The FEM view also has implications for understanding the transformation that may occur though contemplative practice. For example, many forms of meditation involve the adoption of a regulated bodily posture combined with physical stillness. The stillness of the seated posture together with the prescription of not becoming engrossed in spontaneous thoughts may induce a shift from the CONFIRM mode to the REVISE mode. When meditating, there can often be a discrepancy between the actual sensory signals arising in the moment and the predicted sensory signals cast ahead by expectations associated with spontaneous thoughts. For example, you may have the thought, “Oh—I need to write that important email I forgot about,” which would automatically generate a prediction of the sensory inflow corresponding to your getting up and going to your computer. If you weren’t meditating, your attention would probably be seized by this thought and thus the predicted sensory input would acquire a higher weight compared to the actual sensory signals. The latter would in fact appear to the system as lacking precision, and thus be deemed unreliable. In this case, the mandate to reduce the discrepancy between the predicted and actual sensory inputs (prediction error) would urge you into performing the predicted action—getting up and going to your computer (CONFIRM mode). In contrast, during sitting meditation, the prescription of immobility along with the heightened attention to sensory signals increases the weight of the actual sensory input over the sensory predictions triggered by the spontaneous thought. In this case, the discrepancy between predicted and actual sensory data will be reduced by adjusting the internal model (REVISE mode) so that the next prediction will be a closer match to the current situation—continuing to sit.
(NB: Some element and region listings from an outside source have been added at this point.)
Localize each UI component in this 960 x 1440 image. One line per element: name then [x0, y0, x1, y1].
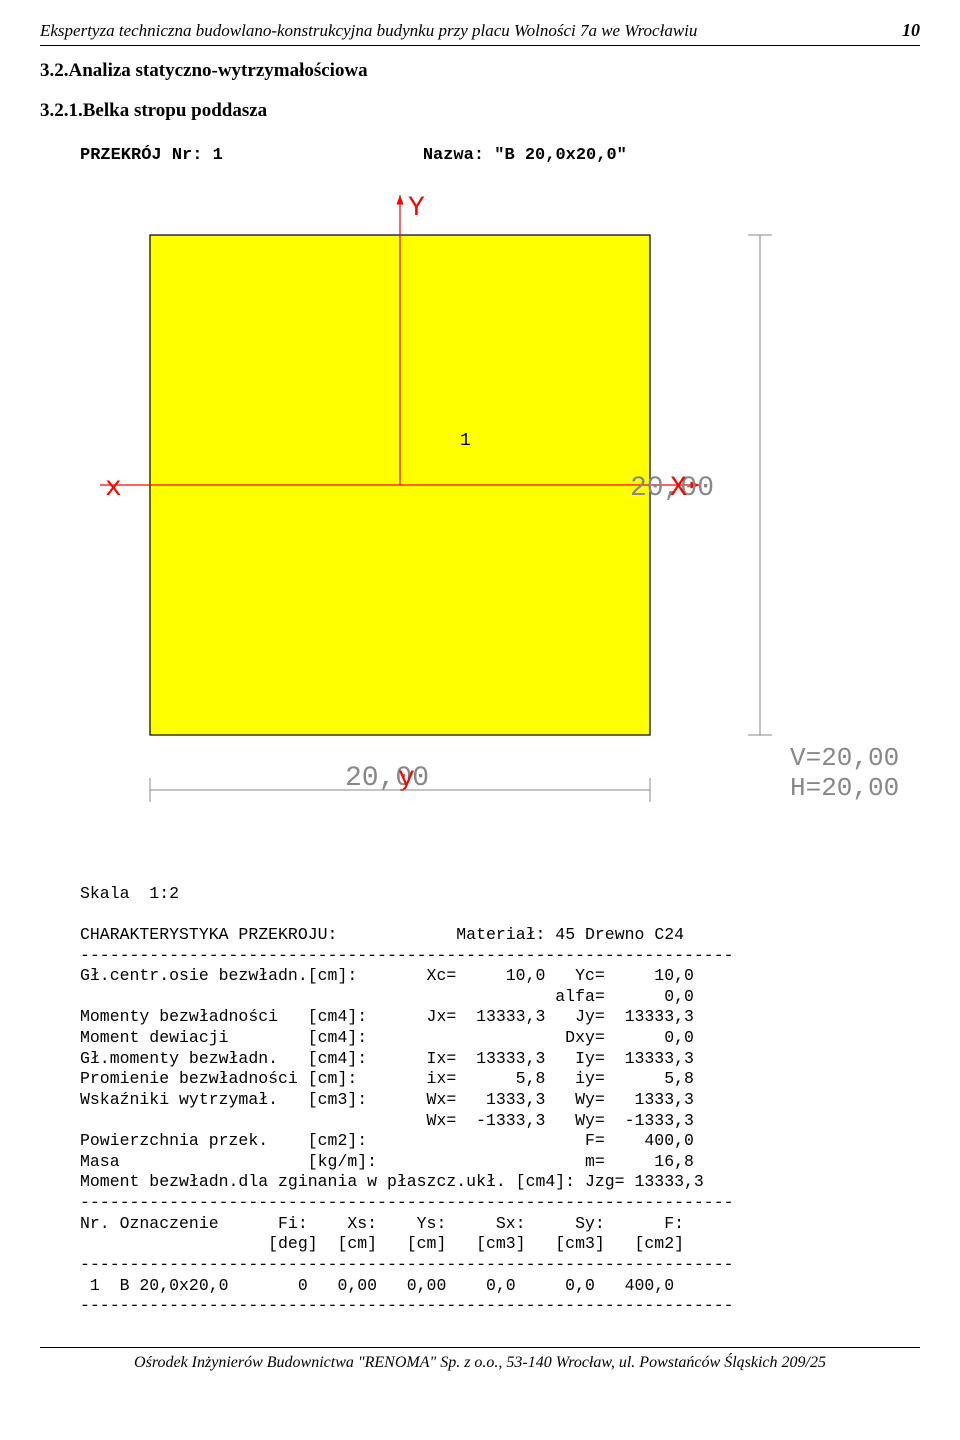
przekroj-row: PRZEKRÓJ Nr: 1 Nazwa: "B 20,0x20,0" — [40, 146, 920, 165]
table-row: 1 B 20,0x20,0 0 0,00 0,00 0,0 0,0 400,0 — [80, 1276, 674, 1295]
line1: Gł.centr.osie bezwładn.[cm]: Xc= 10,0 Yc… — [80, 966, 694, 985]
subsection-title: 3.2.1.Belka stropu poddasza — [40, 100, 920, 122]
y-bottom-label: y — [398, 763, 415, 794]
sep2: ----------------------------------------… — [80, 1193, 734, 1212]
section-title: 3.2.Analiza statyczno-wytrzymałościowa — [40, 60, 920, 82]
line11: Moment bezwładn.dla zginania w płaszcz.u… — [80, 1172, 704, 1191]
cross-section-diagram: 1 Y x 20,00 X 20,00 y V=20,00 H=20,00 — [40, 175, 920, 855]
sep1: ----------------------------------------… — [80, 946, 734, 965]
sep4: ----------------------------------------… — [80, 1296, 734, 1315]
page-footer: Ośrodek Inżynierów Budownictwa "RENOMA" … — [40, 1347, 920, 1372]
line10: Masa [kg/m]: m= 16,8 — [80, 1152, 694, 1171]
page-header: Ekspertyza techniczna budowlano-konstruk… — [40, 20, 920, 46]
header-title: Ekspertyza techniczna budowlano-konstruk… — [40, 21, 697, 41]
line6: Promienie bezwładności [cm]: ix= 5,8 iy=… — [80, 1069, 694, 1088]
center-mark: 1 — [460, 431, 471, 451]
line2: alfa= 0,0 — [80, 987, 694, 1006]
line4: Moment dewiacji [cm4]: Dxy= 0,0 — [80, 1028, 694, 1047]
page-number: 10 — [902, 20, 920, 41]
sep3: ----------------------------------------… — [80, 1255, 734, 1274]
dim-h-label: H=20,00 — [790, 773, 899, 803]
line3: Momenty bezwładności [cm4]: Jx= 13333,3 … — [80, 1007, 694, 1026]
line8: Wx= -1333,3 Wy= -1333,3 — [80, 1111, 694, 1130]
y-top-label: Y — [408, 193, 425, 224]
przekroj-label: PRZEKRÓJ Nr: 1 — [80, 146, 223, 165]
przekroj-name: Nazwa: "B 20,0x20,0" — [423, 146, 627, 165]
line7: Wskaźniki wytrzymał. [cm3]: Wx= 1333,3 W… — [80, 1090, 694, 1109]
table-head: Nr. Oznaczenie Fi: Xs: Ys: Sx: Sy: F: — [80, 1214, 684, 1233]
x-left-label: x — [105, 473, 122, 504]
char-line: CHARAKTERYSTYKA PRZEKROJU: Materiał: 45 … — [80, 925, 684, 944]
dim-y-gray: 20,00 — [345, 763, 429, 794]
skala: Skala 1:2 — [80, 884, 179, 903]
line5: Gł.momenty bezwładn. [cm4]: Ix= 13333,3 … — [80, 1049, 694, 1068]
x-right-label: X — [670, 473, 687, 504]
dim-v-label: V=20,00 — [790, 743, 899, 773]
mono-block: Skala 1:2 CHARAKTERYSTYKA PRZEKROJU: Mat… — [40, 863, 920, 1317]
line9: Powierzchnia przek. [cm2]: F= 400,0 — [80, 1131, 694, 1150]
diagram-svg: 1 Y x 20,00 X 20,00 y V=20,00 H=20,00 — [40, 175, 920, 855]
table-units: [deg] [cm] [cm] [cm3] [cm3] [cm2] — [80, 1234, 684, 1253]
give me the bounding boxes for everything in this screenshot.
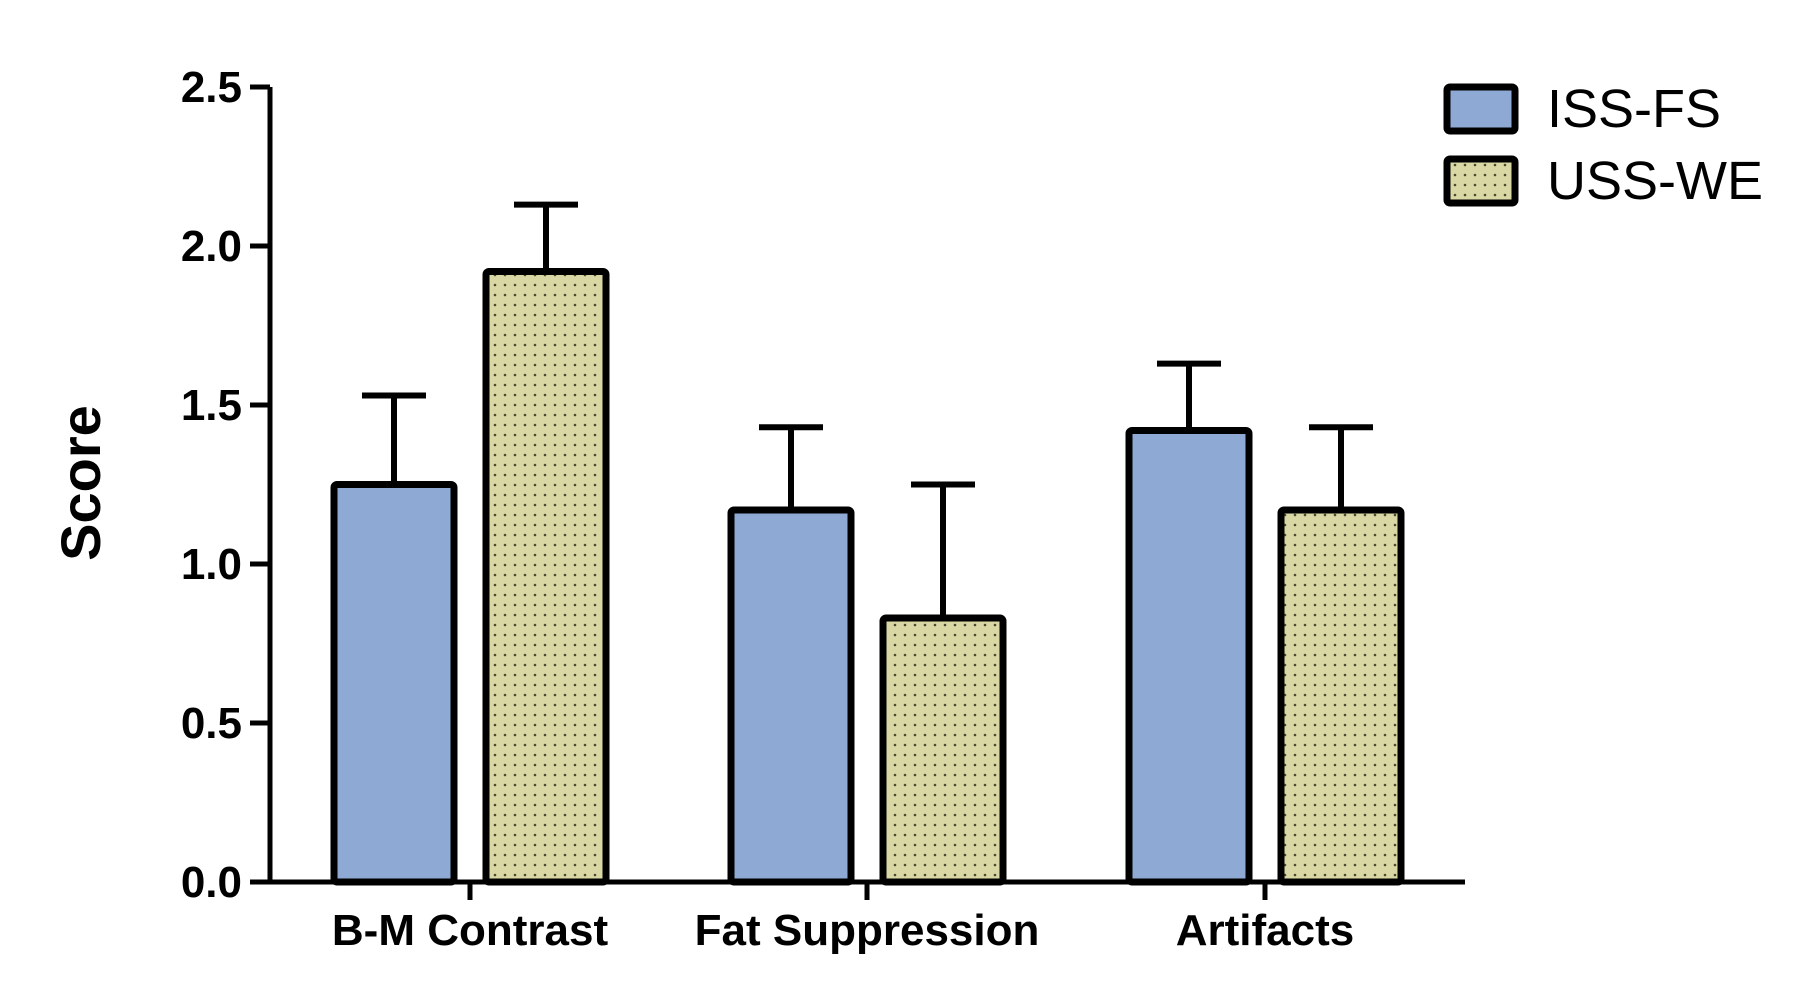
y-tick-label: 1.0 — [181, 540, 242, 589]
bar — [727, 506, 855, 886]
y-tick-label: 0.0 — [181, 858, 242, 907]
x-category-label: B-M Contrast — [332, 906, 609, 955]
bar — [1277, 506, 1405, 886]
bar — [1125, 426, 1253, 886]
bar — [482, 267, 610, 886]
bar — [879, 614, 1007, 886]
bar — [330, 481, 458, 886]
x-category-label: Artifacts — [1176, 906, 1355, 955]
plot-area: 0.0 0.5 1.0 1.5 2.0 2.5 B-M Contrast Fat Suppre… — [181, 63, 1465, 955]
legend-swatch — [1443, 83, 1519, 135]
legend-label: ISS-FS — [1547, 79, 1721, 139]
y-tick-label: 2.0 — [181, 222, 242, 271]
y-axis-title: Score — [49, 405, 112, 561]
legend-swatch — [1443, 155, 1519, 207]
y-tick-label: 2.5 — [181, 63, 242, 112]
y-tick-label: 1.5 — [181, 381, 242, 430]
legend-label: USS-WE — [1547, 151, 1763, 211]
x-category-label: Fat Suppression — [695, 906, 1040, 955]
legend: ISS-FS USS-WE — [1443, 79, 1763, 211]
y-tick-label: 0.5 — [181, 699, 242, 748]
It is also possible that such model revision, by occurring at multiple levels of its hierarchical structure, also enhances the overall internal consistency of the model, which may in turn promote more globally coherent behavior in the long term. Seen from this theoretical angle, the regular practice of meditation may represent a beneficial antidote to the self-confirmation behavior (CONFIRM mode) that tends to prevail during daily life, helping to re-establish a more effective balance between model revision and model confirmation.
Considering these theoretical alignments, FEM looks to be a promising conceptual framework for the scientific investigation of contemplative practices. Dogen Kigen, the Japanese Zen Soto school patriarch, wrote in the XIII century: “Never foolishly misconstrue dim-sightedness as falsehood and thereby look for truth outside it. That is a short-sighted view. Because enlightenment is rooted in dim-sightedness, all things that constitute enlightenment are invariably the ones adorned with the dim-sightedness. Because delusion is also rooted in dim-sightedness, all things that constitute delusion are invariably adorned with the dim-sightedness as well.”
It is indeed fascinating that the intimate relationship between delusion and enlightenment finds such a fitting parallel in the FEM notion that a single predictive process underlies both “illusory” and “correct” perceptions. Illusory percepts are just as optimal interpretations of the world as correct ones, in the sense that they optimally integrate a priori knowledge and current sensory data. Illusions only emerge when strong a priori beliefs meet with sensory input that is ambiguous, thus allowing the beliefs to take the driver’s seat, as it were, in determining our perception. Illusion is therefore built into the very mechanism that allows us to know something about the world. Stated more positively, our vulnerability to delusions may be nothing other than our very opportunity for realization.